From 2009 to 2013, Gass served as Ambassador of Switzerland to Nepal and Country Director of the SDC. During his tenure, he oversaw the establishment of Switzerland’s embassy in Kathmandu and directed a development cooperation programme of significant scale. He also chaired the donors of the Nepal Peace Trust Fund, supporting the country’s post-conflict peace process.

From 2004 to 2009, he headed the Economic and Development Section at the Permanent Mission of Switzerland to the United Nations in New York. He represented Switzerland in bodies including the Economic and Social Council (ECOSOC), the UN General Assembly, and the executive boards of UN development agencies. He also chaired the donor group of the United Nations Global Compact and facilitated negotiations on the Quadrennial Comprehensive Policy Review (QCPR), a key framework governing UN development operations.

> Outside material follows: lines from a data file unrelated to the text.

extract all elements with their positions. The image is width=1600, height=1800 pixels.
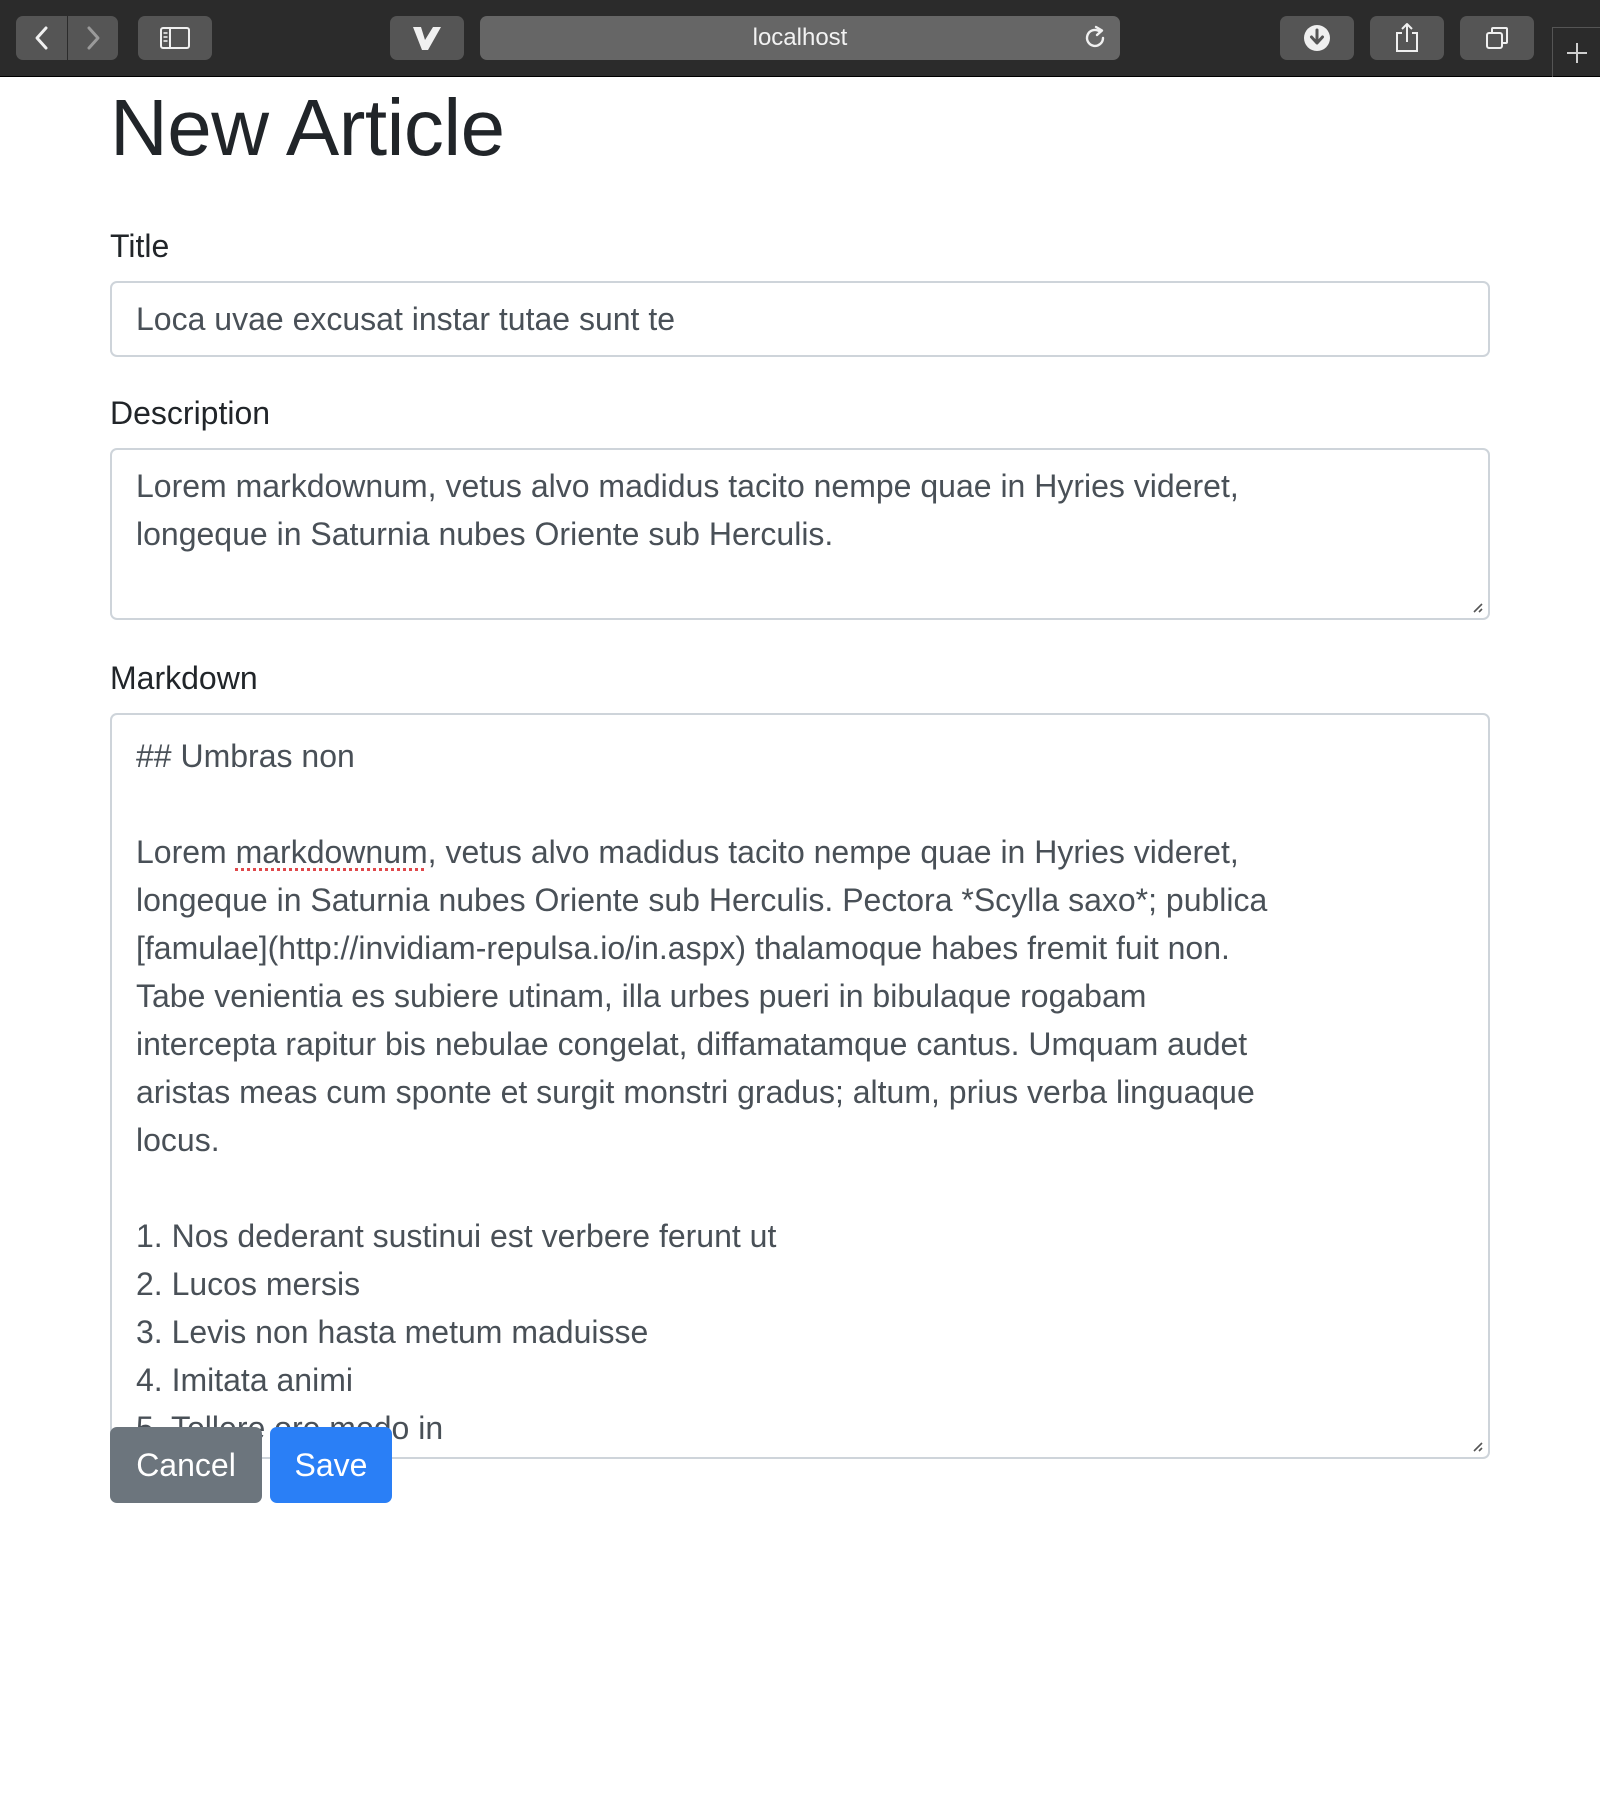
reload-icon[interactable] — [1082, 25, 1108, 51]
url-text: localhost — [752, 24, 848, 51]
markdown-heading-line: ## Umbras non — [136, 738, 355, 774]
markdown-text-start: Lorem — [136, 834, 236, 870]
download-icon — [1304, 25, 1330, 51]
chevron-right-icon — [87, 26, 100, 50]
tabs-overview-icon — [1486, 27, 1508, 49]
description-value: Lorem markdownum, vetus alvo madidus tac… — [136, 468, 1239, 552]
share-icon — [1396, 23, 1418, 52]
forward-button[interactable] — [67, 16, 118, 60]
sidebar-icon — [160, 27, 190, 49]
sidebar-button[interactable] — [138, 16, 212, 60]
title-input[interactable]: Loca uvae excusat instar tutae sunt te — [110, 281, 1490, 357]
description-textarea[interactable]: Lorem markdownum, vetus alvo madidus tac… — [110, 448, 1490, 620]
plus-icon — [1566, 42, 1587, 63]
browser-toolbar: localhost — [0, 0, 1600, 77]
new-tab-button[interactable] — [1552, 27, 1600, 77]
save-button-label: Save — [294, 1446, 368, 1483]
list-item: 4. Imitata animi — [136, 1362, 353, 1398]
article-form-page: New Article Title Loca uvae excusat inst… — [110, 77, 1490, 1459]
title-value: Loca uvae excusat instar tutae sunt te — [136, 301, 675, 337]
v-logo-icon — [413, 27, 441, 50]
list-item: 2. Lucos mersis — [136, 1266, 361, 1302]
description-label: Description — [110, 395, 271, 431]
list-item: 1. Nos dederant sustinui est verbere fer… — [136, 1218, 777, 1254]
share-button[interactable] — [1370, 16, 1444, 60]
markdown-label: Markdown — [110, 660, 258, 696]
back-button[interactable] — [16, 16, 67, 60]
cancel-button[interactable]: Cancel — [110, 1427, 262, 1503]
markdown-textarea[interactable]: ## Umbras non Lorem markdownum, vetus al… — [110, 713, 1490, 1459]
title-label: Title — [110, 228, 170, 264]
list-item: 3. Levis non hasta metum maduisse — [136, 1314, 649, 1350]
address-bar[interactable]: localhost — [480, 16, 1120, 60]
tabs-overview-button[interactable] — [1460, 16, 1534, 60]
extension-button[interactable] — [390, 16, 464, 60]
cancel-button-label: Cancel — [136, 1446, 236, 1483]
save-button[interactable]: Save — [270, 1427, 392, 1503]
chevron-left-icon — [35, 26, 47, 50]
nav-buttons — [16, 16, 118, 60]
page-title: New Article — [110, 83, 505, 172]
misspelled-word: markdownum — [235, 834, 428, 870]
resize-grip-icon[interactable] — [1468, 598, 1484, 614]
markdown-paragraph: , vetus alvo madidus tacito nempe quae i… — [136, 834, 1268, 1158]
download-button[interactable] — [1280, 16, 1354, 60]
resize-grip-icon[interactable] — [1468, 1437, 1484, 1453]
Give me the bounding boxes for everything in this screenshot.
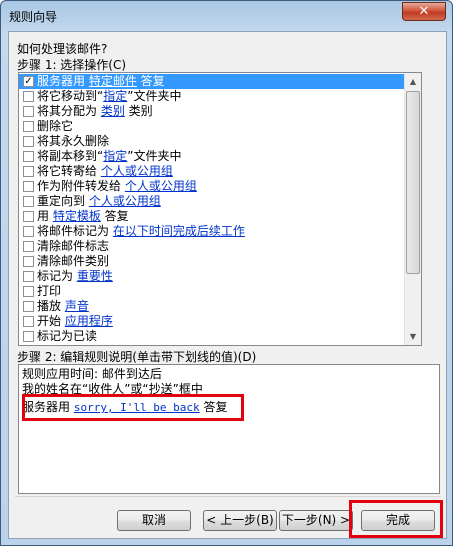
action-row[interactable]: 标记为已读: [19, 329, 405, 344]
action-checkbox[interactable]: [23, 151, 34, 162]
action-row[interactable]: 重定向到 个人或公用组: [19, 194, 405, 209]
action-text: 答复: [100, 209, 129, 223]
action-text: 用: [37, 209, 53, 223]
action-value-link[interactable]: 特定邮件: [89, 74, 137, 88]
action-text: 清除邮件类别: [37, 254, 110, 268]
action-checkbox[interactable]: [23, 226, 34, 237]
action-text: 清除邮件标志: [37, 239, 110, 253]
action-value-link[interactable]: 个人或公用组: [101, 164, 173, 178]
next-button[interactable]: 下一步(N) >: [279, 510, 353, 531]
close-button[interactable]: ✕: [402, 2, 446, 21]
action-text: 将其分配为: [37, 104, 101, 118]
action-value-link[interactable]: 在以下时间完成后续工作: [113, 224, 245, 238]
action-text: 服务器用: [37, 74, 89, 88]
action-value-link[interactable]: 声音: [65, 299, 89, 313]
action-row[interactable]: 删除它: [19, 119, 405, 134]
question-label: 如何处理该邮件?: [17, 42, 108, 56]
action-row[interactable]: 将副本移到“指定”文件夹中: [19, 149, 405, 164]
highlight-frame-reply: [22, 394, 244, 421]
action-checkbox[interactable]: [23, 271, 34, 282]
rules-wizard-window: 规则向导 ✕ 如何处理该邮件? 步骤 1: 选择操作(C) 标记为已读 开始 应用…: [0, 0, 453, 546]
action-checkbox[interactable]: [23, 241, 34, 252]
action-text: 播放: [37, 299, 65, 313]
action-value-link[interactable]: 类别: [101, 104, 125, 118]
action-value-link[interactable]: 个人或公用组: [125, 179, 197, 193]
action-text: 开始: [37, 314, 65, 328]
action-row[interactable]: 用 特定模板 答复: [19, 209, 405, 224]
step1-label: 步骤 1: 选择操作(C): [17, 58, 127, 72]
action-row[interactable]: 标记为 重要性: [19, 269, 405, 284]
action-text: 打印: [37, 284, 62, 298]
action-text: 将它转寄给: [37, 164, 101, 178]
action-row[interactable]: 开始 应用程序: [19, 314, 405, 329]
action-checkbox[interactable]: [23, 301, 34, 312]
dialog-body: 如何处理该邮件? 步骤 1: 选择操作(C) 标记为已读 开始 应用程序 播放 声音…: [8, 31, 447, 539]
action-row[interactable]: 作为附件转发给 个人或公用组: [19, 179, 405, 194]
scroll-up-icon[interactable]: ▲: [405, 73, 421, 90]
action-value-link[interactable]: 指定: [103, 149, 127, 163]
action-value-link[interactable]: 指定: [103, 89, 127, 103]
action-text: 将邮件标记为: [37, 224, 113, 238]
action-row[interactable]: 将邮件标记为 在以下时间完成后续工作: [19, 224, 405, 239]
action-text: 将其永久删除: [37, 134, 110, 148]
action-value-link[interactable]: 应用程序: [65, 314, 113, 328]
action-checkbox[interactable]: [23, 196, 34, 207]
scroll-down-icon[interactable]: ▼: [405, 328, 421, 345]
action-text: 标记为: [37, 269, 77, 283]
action-checkbox[interactable]: [23, 286, 34, 297]
actions-list[interactable]: 标记为已读 开始 应用程序 播放 声音 打印 标记为 重要性 清除邮件类别 清除邮件标志 将邮…: [18, 72, 422, 346]
action-checkbox[interactable]: [23, 331, 34, 342]
action-text: 删除它: [37, 119, 74, 133]
action-row[interactable]: 清除邮件标志: [19, 239, 405, 254]
action-checkbox[interactable]: ✓: [23, 76, 34, 87]
action-text: 类别: [124, 104, 153, 118]
button-divider: [15, 496, 441, 497]
action-row[interactable]: 将它转寄给 个人或公用组: [19, 164, 405, 179]
scroll-thumb[interactable]: [406, 91, 420, 274]
action-checkbox[interactable]: [23, 211, 34, 222]
action-value-link[interactable]: 个人或公用组: [89, 194, 161, 208]
action-text: 标记为已读: [37, 329, 98, 343]
action-row[interactable]: 将其分配为 类别 类别: [19, 104, 405, 119]
highlight-frame-finish: [349, 500, 443, 538]
action-text: ”文件夹中: [127, 89, 182, 103]
action-row[interactable]: 将其永久删除: [19, 134, 405, 149]
action-row[interactable]: ✓ 服务器用 特定邮件 答复: [19, 74, 405, 89]
action-row[interactable]: 打印: [19, 284, 405, 299]
rule-line-apply-time: 规则应用时间: 邮件到达后: [22, 367, 162, 381]
rule-description-box: 规则应用时间: 邮件到达后 我的姓名在“收件人”或“抄送”框中 服务器用 sor…: [18, 364, 440, 494]
window-title: 规则向导: [9, 10, 58, 24]
action-checkbox[interactable]: [23, 256, 34, 267]
action-checkbox[interactable]: [23, 121, 34, 132]
action-text: 作为附件转发给: [37, 179, 125, 193]
action-checkbox[interactable]: [23, 181, 34, 192]
action-text: 重定向到: [37, 194, 89, 208]
action-row[interactable]: 将它移动到“指定”文件夹中: [19, 89, 405, 104]
back-button[interactable]: < 上一步(B): [203, 510, 277, 531]
action-text: 将副本移到“: [37, 149, 104, 163]
action-text: ”文件夹中: [127, 149, 182, 163]
action-checkbox[interactable]: [23, 91, 34, 102]
actions-list-scrollbar[interactable]: ▲ ▼: [404, 73, 421, 345]
action-checkbox[interactable]: [23, 316, 34, 327]
action-row[interactable]: 播放 声音: [19, 299, 405, 314]
cancel-button[interactable]: 取消: [117, 510, 191, 531]
action-checkbox[interactable]: [23, 106, 34, 117]
title-bar: 规则向导 ✕: [1, 1, 452, 31]
action-checkbox[interactable]: [23, 166, 34, 177]
action-value-link[interactable]: 特定模板: [53, 209, 101, 223]
step2-label: 步骤 2: 编辑规则说明(单击带下划线的值)(D): [17, 350, 257, 364]
action-text: 将它移动到“: [37, 89, 104, 103]
action-checkbox[interactable]: [23, 136, 34, 147]
action-value-link[interactable]: 重要性: [77, 269, 113, 283]
action-row[interactable]: 清除邮件类别: [19, 254, 405, 269]
action-text: 答复: [136, 74, 165, 88]
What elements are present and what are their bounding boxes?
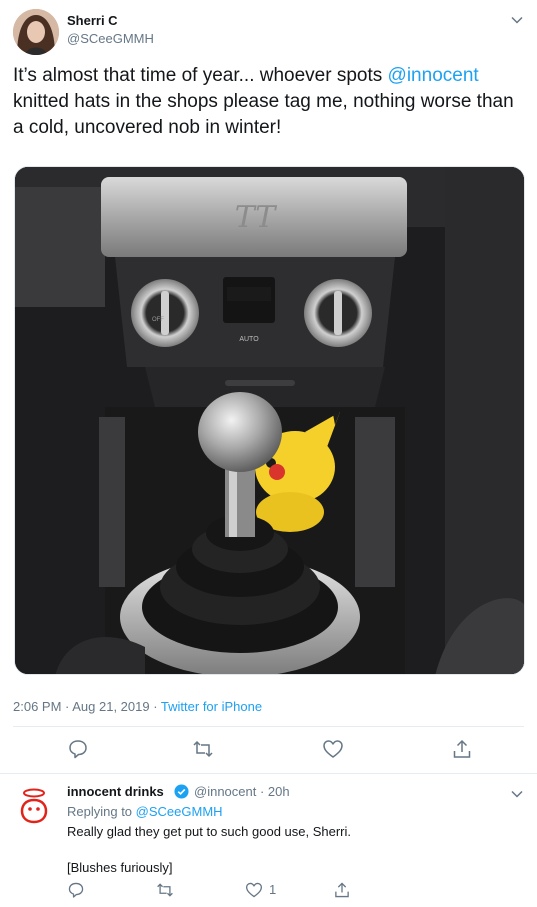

Earlier in his career, Gass held diverse positions at the Swiss Agency for Development and Cooperation, served as Deputy Resident Representative of the United Nations Development Programme (UNDP) in Guyana, and worked as Regional Director for Europe at the International Plant Genetic Resources Institute (Bioversity International).
==Other activities==
Gass has been involved in several international initiatives related to development and global governance. He notably served on the Board of the Global Community Engagement and Resilience Fund (2018–2022), representing Switzerland, and contributed to global efforts aimed at preventing violent extremism through community-based approaches.. From 2013-2017, he also represented the UN Secretary General on the Board of the United Nations University, Tokyo, Japan.
From 2019-2022, he was Co-chair of the Global Partnership on Effective development Cooperation (GPEDC).

==Personal life==
Gass is married and parent of three adult children. He is a dual national of Switzerland and France.